The Blogs. I love this space, and I have so many unwritten posts floating around in my head. But there is no time to write, to cultivate, or to read the blogs I love. I am creating a corn allergy blog with a friend, something I’m incredibly passionate about. But I refuse to publish sub-par content on something so important, and so it sits, neglected but full of potential.
The Kids. When life is going by at 100 miles per hour, I don’t give my kids the kind of attention I think they deserve. Their needs get met. They eat meals on tv trays. Baths are every other day. Bedtimes get later and later. Time for creative play and cuddling go out the window, and we all feel the loss.
When finally I get them into their beds, they ask me to stay. I lay, quietly, trying to calm my breathing so that they will relax and fall asleep. They stall. Ask for water; declare the need to potty; fidget.
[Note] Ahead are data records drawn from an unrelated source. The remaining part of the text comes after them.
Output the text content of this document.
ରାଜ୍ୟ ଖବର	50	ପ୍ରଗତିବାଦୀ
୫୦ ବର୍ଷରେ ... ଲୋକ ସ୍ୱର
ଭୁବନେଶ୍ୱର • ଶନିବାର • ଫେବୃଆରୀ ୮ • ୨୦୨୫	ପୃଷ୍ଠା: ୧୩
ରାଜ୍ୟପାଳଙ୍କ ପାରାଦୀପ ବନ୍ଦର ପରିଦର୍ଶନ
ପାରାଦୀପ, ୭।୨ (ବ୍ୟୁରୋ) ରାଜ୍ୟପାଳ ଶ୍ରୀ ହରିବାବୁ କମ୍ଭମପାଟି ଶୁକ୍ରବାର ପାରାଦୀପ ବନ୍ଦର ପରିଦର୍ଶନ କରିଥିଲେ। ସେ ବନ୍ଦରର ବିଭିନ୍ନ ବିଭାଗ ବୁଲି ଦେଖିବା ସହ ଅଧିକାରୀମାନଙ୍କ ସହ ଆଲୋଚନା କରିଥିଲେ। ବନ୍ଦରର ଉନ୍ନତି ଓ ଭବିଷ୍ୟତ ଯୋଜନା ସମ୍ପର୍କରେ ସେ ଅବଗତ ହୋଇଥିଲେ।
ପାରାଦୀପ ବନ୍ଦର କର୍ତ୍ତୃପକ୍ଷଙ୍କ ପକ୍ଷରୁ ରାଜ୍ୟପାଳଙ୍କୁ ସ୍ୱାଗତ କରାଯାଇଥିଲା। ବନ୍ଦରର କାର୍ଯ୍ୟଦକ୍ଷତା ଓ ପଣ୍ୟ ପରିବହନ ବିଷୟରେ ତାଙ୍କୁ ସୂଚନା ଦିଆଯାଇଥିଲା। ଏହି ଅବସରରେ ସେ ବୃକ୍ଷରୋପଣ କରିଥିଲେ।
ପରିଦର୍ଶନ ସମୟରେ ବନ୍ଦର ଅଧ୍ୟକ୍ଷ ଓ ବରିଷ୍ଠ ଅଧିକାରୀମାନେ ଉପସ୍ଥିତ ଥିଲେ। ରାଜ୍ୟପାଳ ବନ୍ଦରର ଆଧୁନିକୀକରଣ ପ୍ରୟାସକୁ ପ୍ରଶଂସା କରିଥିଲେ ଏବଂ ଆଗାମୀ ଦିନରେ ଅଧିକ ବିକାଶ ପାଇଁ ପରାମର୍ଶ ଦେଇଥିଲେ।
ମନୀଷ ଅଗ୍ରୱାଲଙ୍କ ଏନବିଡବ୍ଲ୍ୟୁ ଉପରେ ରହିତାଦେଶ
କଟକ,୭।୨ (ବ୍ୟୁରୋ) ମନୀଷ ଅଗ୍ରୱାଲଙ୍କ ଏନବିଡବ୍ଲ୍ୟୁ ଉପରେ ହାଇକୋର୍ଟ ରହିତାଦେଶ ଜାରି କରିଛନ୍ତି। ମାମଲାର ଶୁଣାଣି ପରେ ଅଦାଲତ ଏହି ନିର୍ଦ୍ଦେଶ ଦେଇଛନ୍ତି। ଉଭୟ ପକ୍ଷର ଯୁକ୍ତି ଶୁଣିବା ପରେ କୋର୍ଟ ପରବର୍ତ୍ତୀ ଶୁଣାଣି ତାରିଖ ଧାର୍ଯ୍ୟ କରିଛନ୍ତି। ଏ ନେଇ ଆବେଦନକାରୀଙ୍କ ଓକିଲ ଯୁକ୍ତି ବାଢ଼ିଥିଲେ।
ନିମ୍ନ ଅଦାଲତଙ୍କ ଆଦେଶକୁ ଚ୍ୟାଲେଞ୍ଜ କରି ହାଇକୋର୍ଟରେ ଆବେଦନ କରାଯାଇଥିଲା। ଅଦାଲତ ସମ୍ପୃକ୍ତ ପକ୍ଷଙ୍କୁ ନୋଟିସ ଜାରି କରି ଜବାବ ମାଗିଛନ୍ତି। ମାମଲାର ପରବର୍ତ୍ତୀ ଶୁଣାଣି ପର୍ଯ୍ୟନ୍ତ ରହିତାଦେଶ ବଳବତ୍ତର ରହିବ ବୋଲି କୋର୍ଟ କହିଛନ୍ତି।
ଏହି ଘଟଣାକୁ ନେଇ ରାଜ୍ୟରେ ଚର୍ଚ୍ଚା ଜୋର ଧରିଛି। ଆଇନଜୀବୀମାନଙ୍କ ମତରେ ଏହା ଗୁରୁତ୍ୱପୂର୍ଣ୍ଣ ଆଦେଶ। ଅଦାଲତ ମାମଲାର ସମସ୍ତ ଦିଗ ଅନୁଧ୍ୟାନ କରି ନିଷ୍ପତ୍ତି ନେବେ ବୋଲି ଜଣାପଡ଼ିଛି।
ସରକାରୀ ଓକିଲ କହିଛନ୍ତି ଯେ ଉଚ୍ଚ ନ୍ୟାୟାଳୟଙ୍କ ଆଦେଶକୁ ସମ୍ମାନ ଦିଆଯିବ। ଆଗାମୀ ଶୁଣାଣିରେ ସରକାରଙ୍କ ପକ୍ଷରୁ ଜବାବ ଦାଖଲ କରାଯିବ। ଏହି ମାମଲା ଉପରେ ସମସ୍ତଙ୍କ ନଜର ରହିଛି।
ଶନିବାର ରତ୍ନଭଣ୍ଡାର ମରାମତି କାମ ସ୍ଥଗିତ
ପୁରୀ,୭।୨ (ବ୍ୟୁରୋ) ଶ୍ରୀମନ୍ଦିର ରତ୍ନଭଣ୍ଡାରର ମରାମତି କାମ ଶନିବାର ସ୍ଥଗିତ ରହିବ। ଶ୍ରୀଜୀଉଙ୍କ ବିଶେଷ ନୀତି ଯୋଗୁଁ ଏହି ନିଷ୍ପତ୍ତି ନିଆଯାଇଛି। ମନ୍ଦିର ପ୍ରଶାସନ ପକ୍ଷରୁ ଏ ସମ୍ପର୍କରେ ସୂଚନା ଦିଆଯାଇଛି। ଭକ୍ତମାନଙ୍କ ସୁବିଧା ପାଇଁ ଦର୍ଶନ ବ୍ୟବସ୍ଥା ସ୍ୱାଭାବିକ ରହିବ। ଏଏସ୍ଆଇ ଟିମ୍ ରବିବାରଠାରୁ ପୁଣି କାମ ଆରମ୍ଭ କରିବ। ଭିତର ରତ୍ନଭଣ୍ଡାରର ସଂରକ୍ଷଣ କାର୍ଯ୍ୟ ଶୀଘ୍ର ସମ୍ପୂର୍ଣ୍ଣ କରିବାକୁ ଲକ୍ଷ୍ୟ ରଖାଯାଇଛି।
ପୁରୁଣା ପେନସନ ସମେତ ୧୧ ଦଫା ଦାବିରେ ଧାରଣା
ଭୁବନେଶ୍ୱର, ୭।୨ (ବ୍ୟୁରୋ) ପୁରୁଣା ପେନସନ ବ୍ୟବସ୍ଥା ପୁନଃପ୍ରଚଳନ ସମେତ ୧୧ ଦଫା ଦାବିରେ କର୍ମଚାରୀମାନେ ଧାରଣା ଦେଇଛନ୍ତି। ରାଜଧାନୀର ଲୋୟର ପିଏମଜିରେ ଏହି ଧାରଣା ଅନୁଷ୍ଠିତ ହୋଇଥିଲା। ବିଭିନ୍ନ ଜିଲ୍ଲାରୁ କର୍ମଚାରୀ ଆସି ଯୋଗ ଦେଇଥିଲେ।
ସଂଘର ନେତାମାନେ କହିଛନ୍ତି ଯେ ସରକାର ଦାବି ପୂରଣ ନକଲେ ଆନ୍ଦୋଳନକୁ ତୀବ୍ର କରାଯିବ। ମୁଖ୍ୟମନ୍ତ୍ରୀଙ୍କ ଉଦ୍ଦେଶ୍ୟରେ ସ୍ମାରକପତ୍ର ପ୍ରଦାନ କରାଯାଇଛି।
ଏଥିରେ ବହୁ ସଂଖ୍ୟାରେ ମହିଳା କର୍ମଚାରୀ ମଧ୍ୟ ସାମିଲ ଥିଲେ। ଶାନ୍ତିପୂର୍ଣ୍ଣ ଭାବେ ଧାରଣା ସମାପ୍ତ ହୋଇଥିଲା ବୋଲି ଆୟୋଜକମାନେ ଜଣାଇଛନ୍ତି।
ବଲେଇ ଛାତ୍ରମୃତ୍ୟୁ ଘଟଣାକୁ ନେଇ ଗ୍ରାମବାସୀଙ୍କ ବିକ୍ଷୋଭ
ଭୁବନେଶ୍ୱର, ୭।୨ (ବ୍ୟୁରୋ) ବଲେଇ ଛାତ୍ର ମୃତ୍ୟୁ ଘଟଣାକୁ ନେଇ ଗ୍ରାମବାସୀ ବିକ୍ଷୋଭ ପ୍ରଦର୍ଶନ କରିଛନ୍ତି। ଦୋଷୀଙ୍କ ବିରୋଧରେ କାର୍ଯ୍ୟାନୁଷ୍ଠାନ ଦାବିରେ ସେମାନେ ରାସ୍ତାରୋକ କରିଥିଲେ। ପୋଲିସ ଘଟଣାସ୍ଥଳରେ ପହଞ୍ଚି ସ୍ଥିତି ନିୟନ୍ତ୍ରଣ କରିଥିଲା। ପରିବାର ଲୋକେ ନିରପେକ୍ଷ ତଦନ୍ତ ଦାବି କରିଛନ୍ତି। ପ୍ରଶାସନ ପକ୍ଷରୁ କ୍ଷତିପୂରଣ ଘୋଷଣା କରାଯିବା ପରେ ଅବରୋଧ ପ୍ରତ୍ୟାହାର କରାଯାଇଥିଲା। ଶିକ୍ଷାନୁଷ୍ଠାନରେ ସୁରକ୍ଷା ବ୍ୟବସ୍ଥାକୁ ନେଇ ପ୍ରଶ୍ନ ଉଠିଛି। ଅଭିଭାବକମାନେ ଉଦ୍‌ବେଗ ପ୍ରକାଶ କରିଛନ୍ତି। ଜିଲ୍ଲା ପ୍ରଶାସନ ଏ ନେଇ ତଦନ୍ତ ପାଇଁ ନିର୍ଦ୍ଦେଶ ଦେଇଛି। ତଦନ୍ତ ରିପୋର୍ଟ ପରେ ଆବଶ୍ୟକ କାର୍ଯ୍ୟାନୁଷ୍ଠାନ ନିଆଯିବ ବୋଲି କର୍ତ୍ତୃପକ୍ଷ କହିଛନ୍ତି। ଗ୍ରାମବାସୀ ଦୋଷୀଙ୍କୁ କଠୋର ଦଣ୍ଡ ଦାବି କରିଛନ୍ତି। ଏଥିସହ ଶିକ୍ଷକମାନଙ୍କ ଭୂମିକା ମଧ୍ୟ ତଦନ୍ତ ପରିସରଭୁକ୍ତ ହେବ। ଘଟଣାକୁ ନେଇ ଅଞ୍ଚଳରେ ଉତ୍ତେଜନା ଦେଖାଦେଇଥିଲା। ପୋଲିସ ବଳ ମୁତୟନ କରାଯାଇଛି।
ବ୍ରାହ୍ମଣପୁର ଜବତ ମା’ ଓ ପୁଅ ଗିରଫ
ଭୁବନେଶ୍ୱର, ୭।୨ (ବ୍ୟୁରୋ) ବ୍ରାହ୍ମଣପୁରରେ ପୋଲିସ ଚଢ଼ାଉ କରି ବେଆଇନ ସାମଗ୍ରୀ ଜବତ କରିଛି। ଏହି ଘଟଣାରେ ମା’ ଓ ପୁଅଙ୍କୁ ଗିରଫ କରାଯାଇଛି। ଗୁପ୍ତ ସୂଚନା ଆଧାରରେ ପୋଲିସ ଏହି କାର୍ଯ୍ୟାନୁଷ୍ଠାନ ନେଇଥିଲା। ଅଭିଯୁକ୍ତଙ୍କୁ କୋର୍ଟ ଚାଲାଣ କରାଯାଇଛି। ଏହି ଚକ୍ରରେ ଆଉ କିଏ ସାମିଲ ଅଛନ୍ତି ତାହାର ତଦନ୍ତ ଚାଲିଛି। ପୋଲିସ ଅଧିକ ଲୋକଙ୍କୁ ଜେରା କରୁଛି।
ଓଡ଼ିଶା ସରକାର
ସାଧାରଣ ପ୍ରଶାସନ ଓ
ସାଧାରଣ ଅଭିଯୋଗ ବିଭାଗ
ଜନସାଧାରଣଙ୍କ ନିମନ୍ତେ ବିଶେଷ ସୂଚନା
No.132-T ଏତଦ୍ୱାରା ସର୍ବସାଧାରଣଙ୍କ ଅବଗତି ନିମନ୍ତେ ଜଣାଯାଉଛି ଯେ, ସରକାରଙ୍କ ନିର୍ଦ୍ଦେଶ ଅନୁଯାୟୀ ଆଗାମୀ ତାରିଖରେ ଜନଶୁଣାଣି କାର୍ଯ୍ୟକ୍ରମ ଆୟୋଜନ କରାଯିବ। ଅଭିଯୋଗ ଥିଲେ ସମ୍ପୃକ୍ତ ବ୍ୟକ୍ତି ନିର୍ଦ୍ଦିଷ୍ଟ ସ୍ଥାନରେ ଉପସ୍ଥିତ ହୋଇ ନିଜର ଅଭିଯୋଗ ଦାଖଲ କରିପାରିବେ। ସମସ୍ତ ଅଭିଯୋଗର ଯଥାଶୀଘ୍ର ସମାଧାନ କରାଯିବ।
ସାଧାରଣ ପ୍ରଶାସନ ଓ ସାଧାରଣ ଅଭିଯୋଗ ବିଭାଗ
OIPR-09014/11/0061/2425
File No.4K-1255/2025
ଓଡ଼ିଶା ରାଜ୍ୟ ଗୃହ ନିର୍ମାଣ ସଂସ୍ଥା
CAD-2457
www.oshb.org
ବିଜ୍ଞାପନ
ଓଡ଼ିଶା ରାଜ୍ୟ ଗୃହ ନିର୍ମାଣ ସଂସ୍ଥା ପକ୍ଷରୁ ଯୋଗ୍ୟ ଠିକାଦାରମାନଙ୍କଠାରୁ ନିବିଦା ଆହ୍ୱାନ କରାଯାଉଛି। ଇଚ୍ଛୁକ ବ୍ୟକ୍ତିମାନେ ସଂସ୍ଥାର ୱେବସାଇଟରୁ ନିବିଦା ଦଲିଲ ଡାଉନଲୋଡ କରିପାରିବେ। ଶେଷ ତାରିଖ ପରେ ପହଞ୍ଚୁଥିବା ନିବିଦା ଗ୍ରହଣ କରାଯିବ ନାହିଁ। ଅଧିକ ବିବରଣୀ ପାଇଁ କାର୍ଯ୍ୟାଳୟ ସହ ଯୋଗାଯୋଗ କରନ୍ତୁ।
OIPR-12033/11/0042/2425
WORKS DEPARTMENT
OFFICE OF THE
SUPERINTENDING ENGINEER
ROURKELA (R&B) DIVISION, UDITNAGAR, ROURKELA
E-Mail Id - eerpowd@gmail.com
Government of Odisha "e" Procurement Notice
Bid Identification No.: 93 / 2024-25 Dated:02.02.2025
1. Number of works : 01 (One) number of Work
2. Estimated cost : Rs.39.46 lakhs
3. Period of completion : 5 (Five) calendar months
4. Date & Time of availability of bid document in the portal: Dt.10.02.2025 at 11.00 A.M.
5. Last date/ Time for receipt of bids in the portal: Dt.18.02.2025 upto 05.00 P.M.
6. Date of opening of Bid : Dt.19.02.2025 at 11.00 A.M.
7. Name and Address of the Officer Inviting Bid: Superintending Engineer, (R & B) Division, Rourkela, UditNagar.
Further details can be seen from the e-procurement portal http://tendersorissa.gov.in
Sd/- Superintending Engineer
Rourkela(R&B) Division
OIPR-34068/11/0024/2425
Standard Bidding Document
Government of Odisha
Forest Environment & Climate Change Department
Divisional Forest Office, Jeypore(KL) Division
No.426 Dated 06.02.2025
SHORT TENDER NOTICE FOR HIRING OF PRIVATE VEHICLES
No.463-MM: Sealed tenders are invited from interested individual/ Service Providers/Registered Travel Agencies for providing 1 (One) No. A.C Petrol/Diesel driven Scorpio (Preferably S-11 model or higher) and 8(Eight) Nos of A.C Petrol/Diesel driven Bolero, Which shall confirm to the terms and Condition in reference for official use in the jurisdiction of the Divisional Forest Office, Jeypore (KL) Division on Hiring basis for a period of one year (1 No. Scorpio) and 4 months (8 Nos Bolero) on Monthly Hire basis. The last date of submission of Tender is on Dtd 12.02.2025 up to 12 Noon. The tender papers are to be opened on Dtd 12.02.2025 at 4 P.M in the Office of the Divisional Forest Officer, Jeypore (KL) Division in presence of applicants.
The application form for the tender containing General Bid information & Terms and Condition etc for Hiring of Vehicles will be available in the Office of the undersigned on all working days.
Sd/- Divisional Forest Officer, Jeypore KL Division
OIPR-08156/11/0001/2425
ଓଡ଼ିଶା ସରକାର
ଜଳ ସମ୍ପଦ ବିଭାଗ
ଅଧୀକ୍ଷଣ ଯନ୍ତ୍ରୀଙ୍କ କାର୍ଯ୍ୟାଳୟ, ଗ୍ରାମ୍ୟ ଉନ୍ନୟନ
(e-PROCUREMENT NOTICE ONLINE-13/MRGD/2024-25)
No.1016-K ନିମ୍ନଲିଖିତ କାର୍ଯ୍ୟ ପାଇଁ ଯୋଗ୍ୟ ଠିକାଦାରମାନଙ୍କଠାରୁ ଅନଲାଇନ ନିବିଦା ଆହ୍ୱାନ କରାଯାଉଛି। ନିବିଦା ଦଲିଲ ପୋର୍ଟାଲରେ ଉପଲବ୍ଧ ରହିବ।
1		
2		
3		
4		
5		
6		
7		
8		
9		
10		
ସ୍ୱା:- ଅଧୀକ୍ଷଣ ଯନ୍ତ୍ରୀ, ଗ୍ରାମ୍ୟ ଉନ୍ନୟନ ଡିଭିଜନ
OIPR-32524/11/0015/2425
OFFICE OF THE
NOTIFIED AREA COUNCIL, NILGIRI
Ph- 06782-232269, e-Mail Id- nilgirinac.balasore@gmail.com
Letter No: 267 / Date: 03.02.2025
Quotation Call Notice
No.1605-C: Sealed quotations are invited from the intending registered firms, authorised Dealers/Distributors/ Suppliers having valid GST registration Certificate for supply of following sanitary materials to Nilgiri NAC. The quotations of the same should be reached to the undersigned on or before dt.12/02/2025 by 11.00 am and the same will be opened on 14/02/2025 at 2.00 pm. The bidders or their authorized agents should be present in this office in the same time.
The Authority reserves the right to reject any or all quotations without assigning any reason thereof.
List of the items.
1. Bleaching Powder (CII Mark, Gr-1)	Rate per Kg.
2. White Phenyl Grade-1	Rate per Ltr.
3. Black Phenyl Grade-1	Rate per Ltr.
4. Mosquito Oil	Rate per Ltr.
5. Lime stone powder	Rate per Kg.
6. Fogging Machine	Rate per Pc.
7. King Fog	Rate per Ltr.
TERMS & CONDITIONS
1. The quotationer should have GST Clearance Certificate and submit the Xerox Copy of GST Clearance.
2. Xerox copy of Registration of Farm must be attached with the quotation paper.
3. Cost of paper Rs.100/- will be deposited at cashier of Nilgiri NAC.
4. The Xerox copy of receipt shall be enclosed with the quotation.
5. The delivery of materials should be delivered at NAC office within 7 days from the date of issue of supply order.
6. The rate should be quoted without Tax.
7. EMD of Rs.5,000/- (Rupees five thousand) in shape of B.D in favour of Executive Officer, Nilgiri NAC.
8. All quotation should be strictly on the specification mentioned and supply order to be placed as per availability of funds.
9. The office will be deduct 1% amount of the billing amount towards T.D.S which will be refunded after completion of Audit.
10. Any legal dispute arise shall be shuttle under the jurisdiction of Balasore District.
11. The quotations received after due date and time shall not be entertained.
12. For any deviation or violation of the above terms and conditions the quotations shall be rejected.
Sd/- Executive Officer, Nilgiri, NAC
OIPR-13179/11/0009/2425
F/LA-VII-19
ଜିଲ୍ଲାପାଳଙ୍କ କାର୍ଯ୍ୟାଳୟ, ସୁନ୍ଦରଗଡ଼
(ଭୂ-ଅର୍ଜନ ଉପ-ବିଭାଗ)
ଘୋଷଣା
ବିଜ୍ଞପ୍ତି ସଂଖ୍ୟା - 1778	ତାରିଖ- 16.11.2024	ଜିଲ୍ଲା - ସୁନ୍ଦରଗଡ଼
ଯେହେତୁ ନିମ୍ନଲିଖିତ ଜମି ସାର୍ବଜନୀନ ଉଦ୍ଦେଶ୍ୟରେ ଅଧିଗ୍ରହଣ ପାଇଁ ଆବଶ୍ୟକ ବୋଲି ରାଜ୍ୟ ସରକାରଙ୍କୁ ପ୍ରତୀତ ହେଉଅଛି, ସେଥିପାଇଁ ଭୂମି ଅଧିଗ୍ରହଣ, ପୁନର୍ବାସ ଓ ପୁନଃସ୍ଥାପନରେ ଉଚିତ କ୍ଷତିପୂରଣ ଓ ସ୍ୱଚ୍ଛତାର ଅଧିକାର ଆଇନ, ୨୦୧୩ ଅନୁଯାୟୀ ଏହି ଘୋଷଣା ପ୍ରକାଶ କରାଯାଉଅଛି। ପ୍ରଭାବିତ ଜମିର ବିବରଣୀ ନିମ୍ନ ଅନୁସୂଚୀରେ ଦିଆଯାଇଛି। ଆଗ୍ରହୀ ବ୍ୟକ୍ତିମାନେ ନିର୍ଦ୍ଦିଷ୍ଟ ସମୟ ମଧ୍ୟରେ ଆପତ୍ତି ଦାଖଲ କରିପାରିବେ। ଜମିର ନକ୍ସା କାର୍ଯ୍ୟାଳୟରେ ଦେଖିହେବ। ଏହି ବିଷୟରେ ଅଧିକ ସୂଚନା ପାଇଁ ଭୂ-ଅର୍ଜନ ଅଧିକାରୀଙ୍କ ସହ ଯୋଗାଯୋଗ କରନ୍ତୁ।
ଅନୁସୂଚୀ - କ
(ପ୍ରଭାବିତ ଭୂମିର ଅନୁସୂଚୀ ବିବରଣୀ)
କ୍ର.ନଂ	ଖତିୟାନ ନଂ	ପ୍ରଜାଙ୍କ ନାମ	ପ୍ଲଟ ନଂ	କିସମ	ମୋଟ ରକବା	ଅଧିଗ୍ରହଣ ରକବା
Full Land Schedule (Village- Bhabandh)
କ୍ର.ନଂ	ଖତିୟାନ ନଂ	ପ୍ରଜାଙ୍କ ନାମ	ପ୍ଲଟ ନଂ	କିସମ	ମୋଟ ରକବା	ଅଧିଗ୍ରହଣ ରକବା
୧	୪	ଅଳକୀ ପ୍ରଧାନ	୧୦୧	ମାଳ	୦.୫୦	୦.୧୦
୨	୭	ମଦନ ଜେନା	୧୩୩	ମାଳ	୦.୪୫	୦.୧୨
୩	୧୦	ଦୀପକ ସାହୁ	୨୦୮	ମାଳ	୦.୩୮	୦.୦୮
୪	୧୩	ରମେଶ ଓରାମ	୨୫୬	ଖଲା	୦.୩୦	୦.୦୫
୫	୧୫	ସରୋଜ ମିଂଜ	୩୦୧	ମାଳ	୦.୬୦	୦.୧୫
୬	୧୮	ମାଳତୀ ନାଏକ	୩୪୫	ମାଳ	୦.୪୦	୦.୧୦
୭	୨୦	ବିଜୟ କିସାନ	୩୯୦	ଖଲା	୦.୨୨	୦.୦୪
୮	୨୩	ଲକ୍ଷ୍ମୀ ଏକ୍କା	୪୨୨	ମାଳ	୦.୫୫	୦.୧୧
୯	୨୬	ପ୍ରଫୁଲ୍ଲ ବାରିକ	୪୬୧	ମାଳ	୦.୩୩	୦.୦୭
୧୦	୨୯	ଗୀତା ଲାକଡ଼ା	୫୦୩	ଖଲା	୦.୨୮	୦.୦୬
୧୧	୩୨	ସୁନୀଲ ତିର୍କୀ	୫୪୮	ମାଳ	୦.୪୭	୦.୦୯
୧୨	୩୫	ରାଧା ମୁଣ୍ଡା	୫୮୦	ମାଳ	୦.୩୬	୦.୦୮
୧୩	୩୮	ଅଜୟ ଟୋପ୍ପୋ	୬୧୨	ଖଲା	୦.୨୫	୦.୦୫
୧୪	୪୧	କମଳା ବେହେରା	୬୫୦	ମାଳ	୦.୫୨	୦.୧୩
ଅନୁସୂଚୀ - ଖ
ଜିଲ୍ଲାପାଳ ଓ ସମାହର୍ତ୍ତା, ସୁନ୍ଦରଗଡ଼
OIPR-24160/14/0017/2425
Time passes. I peek over to see if their eyes are truly closed, and am amazed to discover I can see their futures there in the dark, etched into their sleeping faces.
They are taller and stronger and more capable than they were yesterday.
Soon it will be tomorrow, which will become next week. Before I can blink my eyes, they will celebrate birthdays; lose teeth; refuse to hold my hand.
The list of a million things I need to accomplish before the sun rises over the mountains sits on my desk; their eyelashes rest gently on their smooth cheeks.
I slip into the space between them, and quickly fall into a peaceful sleep.